Au crépuscule du meurtrier conflit libyen qui a fait plus de 20 000 victimes selon le Conseil national de transition (CNT), la question de la reconstruction du pays préoccupe les pays européens. Derrière les justifications humanitaires et la nécessité de soutenir les peuples opprimés, les pays occidentaux espèrent profiter des retombées économiques : après des semaines de conflit, la Libye est globalement désorganisée. De nombreuses infrastructures sont à reconstruire, sans parler du redémarrage de la vie au quotidien.

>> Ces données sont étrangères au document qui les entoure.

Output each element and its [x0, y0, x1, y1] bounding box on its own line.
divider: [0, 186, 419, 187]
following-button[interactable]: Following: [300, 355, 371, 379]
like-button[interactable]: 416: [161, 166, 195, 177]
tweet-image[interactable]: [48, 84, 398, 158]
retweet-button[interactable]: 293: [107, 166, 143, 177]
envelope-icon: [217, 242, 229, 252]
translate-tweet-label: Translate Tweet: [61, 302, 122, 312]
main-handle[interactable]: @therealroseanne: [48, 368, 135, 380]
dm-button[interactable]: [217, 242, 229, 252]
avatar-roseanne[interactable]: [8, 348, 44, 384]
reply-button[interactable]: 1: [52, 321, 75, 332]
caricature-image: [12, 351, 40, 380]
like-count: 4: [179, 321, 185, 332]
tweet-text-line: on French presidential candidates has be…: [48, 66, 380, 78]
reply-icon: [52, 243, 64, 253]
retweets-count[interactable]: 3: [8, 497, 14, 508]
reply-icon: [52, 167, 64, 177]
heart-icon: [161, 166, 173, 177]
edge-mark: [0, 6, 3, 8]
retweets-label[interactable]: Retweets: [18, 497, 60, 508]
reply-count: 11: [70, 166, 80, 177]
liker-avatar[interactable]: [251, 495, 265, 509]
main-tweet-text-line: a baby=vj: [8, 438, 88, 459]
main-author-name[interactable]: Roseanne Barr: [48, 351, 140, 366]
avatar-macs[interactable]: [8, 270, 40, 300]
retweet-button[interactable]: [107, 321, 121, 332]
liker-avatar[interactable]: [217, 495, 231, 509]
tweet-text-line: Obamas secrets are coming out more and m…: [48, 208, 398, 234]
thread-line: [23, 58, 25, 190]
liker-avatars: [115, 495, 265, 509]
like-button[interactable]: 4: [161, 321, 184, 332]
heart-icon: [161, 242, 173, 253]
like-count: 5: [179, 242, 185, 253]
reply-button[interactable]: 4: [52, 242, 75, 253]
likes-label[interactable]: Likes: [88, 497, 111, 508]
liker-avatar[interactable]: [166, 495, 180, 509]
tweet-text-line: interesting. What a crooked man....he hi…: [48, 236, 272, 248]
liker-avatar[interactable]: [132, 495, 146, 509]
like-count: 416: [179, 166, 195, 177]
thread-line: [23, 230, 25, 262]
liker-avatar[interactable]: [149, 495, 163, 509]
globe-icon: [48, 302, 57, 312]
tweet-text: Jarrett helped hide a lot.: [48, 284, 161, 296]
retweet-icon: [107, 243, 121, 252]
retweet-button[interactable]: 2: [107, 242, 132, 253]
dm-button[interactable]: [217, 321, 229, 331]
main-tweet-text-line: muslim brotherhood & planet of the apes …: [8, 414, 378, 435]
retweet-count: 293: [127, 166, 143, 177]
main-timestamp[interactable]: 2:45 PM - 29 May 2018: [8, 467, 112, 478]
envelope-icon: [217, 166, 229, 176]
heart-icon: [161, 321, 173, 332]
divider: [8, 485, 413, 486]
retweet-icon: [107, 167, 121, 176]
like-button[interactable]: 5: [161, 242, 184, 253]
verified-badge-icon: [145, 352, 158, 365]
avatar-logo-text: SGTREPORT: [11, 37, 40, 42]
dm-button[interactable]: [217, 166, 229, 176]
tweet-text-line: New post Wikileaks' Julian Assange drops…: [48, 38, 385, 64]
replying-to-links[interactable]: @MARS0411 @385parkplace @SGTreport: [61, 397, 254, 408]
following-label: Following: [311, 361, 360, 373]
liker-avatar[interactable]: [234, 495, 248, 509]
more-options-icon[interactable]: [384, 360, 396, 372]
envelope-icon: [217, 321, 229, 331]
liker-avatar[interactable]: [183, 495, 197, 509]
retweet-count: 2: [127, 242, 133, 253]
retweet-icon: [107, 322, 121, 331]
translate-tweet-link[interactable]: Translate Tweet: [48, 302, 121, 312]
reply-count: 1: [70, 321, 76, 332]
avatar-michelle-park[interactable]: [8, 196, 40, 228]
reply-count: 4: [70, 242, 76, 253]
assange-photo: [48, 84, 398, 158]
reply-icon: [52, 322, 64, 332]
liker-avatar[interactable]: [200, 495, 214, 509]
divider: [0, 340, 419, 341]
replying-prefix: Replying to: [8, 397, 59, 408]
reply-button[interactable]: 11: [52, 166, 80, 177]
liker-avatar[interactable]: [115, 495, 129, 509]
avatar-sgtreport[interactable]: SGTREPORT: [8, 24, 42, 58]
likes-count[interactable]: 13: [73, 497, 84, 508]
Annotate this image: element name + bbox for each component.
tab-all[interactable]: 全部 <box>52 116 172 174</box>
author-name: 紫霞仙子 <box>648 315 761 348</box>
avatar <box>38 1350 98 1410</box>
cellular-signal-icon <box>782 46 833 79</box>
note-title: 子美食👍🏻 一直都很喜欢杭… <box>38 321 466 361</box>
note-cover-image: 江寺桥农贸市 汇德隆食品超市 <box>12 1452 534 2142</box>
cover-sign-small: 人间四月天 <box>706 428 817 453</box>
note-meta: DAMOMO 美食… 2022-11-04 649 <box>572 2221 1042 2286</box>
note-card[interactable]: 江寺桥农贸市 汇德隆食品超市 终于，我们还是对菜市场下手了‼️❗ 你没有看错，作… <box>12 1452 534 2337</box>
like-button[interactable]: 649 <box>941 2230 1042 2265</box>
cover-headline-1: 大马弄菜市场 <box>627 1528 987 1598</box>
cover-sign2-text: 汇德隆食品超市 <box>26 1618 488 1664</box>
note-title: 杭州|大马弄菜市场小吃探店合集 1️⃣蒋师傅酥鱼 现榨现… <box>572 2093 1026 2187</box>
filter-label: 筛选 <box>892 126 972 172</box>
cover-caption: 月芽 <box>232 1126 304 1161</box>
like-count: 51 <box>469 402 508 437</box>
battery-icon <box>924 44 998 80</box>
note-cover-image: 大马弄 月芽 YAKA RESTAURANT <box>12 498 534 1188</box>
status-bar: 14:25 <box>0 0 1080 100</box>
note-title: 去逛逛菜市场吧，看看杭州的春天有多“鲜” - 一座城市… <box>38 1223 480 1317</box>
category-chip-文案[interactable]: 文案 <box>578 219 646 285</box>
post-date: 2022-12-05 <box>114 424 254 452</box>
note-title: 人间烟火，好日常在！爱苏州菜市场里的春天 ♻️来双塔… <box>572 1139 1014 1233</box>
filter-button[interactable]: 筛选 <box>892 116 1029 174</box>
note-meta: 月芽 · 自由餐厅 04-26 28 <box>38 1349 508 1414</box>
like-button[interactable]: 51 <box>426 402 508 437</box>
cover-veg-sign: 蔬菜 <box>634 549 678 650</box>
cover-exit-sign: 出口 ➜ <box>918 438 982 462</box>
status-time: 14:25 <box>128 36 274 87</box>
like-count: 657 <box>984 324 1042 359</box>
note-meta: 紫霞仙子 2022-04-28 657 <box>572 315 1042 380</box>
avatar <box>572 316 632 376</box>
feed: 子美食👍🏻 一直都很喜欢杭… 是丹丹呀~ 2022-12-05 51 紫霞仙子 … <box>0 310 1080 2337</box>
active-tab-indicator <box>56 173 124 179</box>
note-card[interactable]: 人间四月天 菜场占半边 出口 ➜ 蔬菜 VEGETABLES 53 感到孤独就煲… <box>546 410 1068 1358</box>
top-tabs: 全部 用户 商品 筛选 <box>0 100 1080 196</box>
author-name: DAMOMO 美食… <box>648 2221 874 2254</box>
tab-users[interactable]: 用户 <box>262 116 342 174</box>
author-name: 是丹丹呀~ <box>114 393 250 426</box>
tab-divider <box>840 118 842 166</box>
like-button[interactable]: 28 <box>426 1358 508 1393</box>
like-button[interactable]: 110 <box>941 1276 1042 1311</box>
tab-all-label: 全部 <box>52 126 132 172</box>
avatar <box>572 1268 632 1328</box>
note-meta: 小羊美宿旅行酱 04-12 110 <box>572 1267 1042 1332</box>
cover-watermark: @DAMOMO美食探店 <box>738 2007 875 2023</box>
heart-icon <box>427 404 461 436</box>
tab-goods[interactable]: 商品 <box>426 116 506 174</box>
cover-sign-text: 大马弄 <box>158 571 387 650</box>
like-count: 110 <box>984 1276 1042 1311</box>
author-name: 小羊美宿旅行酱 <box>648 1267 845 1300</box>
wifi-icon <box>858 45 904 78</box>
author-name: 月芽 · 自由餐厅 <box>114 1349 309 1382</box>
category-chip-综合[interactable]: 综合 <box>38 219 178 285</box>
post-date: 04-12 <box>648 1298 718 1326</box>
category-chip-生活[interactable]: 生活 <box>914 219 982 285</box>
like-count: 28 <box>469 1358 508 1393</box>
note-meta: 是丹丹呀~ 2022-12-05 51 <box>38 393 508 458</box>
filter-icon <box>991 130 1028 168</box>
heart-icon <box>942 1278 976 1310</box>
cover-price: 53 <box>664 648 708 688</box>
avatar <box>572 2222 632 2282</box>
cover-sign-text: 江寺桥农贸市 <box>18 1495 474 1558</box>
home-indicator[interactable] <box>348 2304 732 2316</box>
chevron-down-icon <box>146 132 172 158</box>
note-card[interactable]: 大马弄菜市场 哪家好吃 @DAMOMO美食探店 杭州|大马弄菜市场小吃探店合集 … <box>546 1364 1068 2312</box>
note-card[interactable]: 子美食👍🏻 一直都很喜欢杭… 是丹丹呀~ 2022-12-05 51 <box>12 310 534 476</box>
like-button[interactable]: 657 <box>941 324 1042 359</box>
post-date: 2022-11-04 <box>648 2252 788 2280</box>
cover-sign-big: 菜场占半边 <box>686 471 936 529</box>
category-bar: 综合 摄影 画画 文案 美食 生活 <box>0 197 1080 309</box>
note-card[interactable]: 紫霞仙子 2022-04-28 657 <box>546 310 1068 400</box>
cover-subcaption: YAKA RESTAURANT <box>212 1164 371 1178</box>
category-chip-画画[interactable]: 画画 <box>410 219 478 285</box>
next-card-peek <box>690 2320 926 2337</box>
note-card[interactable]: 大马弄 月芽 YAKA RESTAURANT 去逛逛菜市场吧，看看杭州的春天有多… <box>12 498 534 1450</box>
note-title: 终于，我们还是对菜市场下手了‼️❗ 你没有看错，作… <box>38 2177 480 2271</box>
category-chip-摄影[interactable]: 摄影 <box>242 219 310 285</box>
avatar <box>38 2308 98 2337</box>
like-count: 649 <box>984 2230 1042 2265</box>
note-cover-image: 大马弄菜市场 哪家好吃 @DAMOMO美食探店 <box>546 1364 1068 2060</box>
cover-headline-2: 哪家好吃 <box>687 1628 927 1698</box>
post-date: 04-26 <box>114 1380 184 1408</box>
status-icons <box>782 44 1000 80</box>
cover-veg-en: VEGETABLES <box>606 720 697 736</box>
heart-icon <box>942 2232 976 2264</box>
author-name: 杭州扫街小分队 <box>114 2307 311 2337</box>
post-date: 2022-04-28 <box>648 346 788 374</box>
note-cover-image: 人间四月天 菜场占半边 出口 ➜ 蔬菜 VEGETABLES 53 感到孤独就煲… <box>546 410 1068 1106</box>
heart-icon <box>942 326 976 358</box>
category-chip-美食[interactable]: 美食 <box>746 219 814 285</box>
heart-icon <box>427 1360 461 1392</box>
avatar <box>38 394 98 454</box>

La France et le Royaume-Uni, en pointe dans les opérations militaires aux côtés des insurgés, sont en bonne position pour décrocher des contrats en Libye, l’un des premiers producteurs de pétrole africain avec 2% de la production mondiale. Si la guerre a réduit à néant l’extraction d’or noir, les spécialistes s’accordent à dire que la production de barils pourra revenir à son niveau normal d’ici à deux ans. Un délai raisonnable pour des entreprises qui ont les moyens d’attendre les profits sur le long terme.
Cependant pour le patron d’ENI, la production de pétrole pourrait redémarrer dans quelques mois et celle de gaz, très rapidement. Les marchés ont d’ailleurs bien perçu cette tendance. Alors même que le cours du brut reculait, les titres du groupe Total et celui du groupe italien ENI ont clôturé en forte hausse.
Cependant, il n’est pas seulement question de pétrole. La reconstruction du pays détruit par une guerre civile, relativement courte mais très violente, va nécessiter le renfort de nombreuses entreprises étrangères de tous les secteurs. D’autant qu’avant même le début de la guerre, la Libye importait déjà près de 90% de ses besoins en produits alimentaires et en équipements, une aubaine pour des pays exportateurs.
Une concurrence du don acharnée
L’Italie, ancienne puissance coloniale, cherche également à renforcer sa position sur le marché libyen. Avant l’insurrection, l’Italie était le premier partenaire de la Libye avec près de 180 entreprises installées. Cette forte présence a d’ailleurs contraint le gouvernement italien à adopter une position ambiguë au début de l’insurrection. Une position prudente, dont Rome craint d’avoir à subir les conséquences économiques.
D’où, sans doute, l’empressement de Silvio Berlusconi à débloquer 350 millions de dollars d’avoirs libyens après la demande d’aide du CNT. Et ce, en se passant du feu vert de l’ONU ou de l’Union européenne. Dans la même logique, la firme ENI assure qu’elle fournira aussi de grandes quantités de gaz et d’essence à la population libyenne dont les paiements s’effectueront plus tard au moment où reprendront les livraisons de pétrole.
Derrière une volonté affichée de faire face à l’urgence et de répondre aux besoins, se cache donc l’attente d’un retour sur investissements. C’est ce qui explique cette avalanche de dons, aucun pays ne souhaitant se laisser distancer dans la course aux soutiens de la nouvelle Libye. La concurrence s’annonce donc rude alors que le Qatar, en première ligne durant le conflit, souhaite s’imposer comme un acteur majeur dans le pays et que la France a déjà appelé à une grande conférence internationale pour venir en aide à la Libye.
Malheur aux indécis
Dans la nouvelle Libye, si le soutien politique est récompensé, les indécis, eux, seront pénalisés. Abdeljalil Mayouf est le directeur de communication de la compagnie pétrolière Agoco (Arabian Gulf Oil Company) qui a pris le parti des rebelles. Pour ce représentant de la compagnie pétrolière et gazière libyenne, il n’y a « aucun problème avec les pays occidentaux ni avec les entreprises italiennes, françaises ou britanniques. Mais nous pouvons avoir quelques problèmes avec la Russie, la Chine ou le Brésil ». Dans ce contexte de concurrence acharnée, les entreprises de ces pays vont donc avoir des difficultés pour se développer sur le territoire libyen.
Pour d’autres pays qui n’ont offert qu’un soutien timide ou tardif aux insurgés, la tâche s’avère également complexe. L’entreprise pétrolière allemande Winstershall, très présente durant l’ère Kadhafi, a préféré se refuser à tous commentaires pour ne pas envenimer la situation, tandis que les géants américains BP ou Marathon ont adopté une attitude tout aussi prudente dans l’attente de voir qui dirige véritablement le pays.
Les grands exclus du redémarrage économique de la Libye seront également les nombreux pays africains qui ont trop attendu pour se déclarer solidaire de la révolte. Mais c’est le Venezuela, qui loue encore la ténacité de Kadhafi à rester au pouvoir, qui risque d’être le principal perdant de cette nouvelle distribution des cartes à l’échelle nationale libyenne.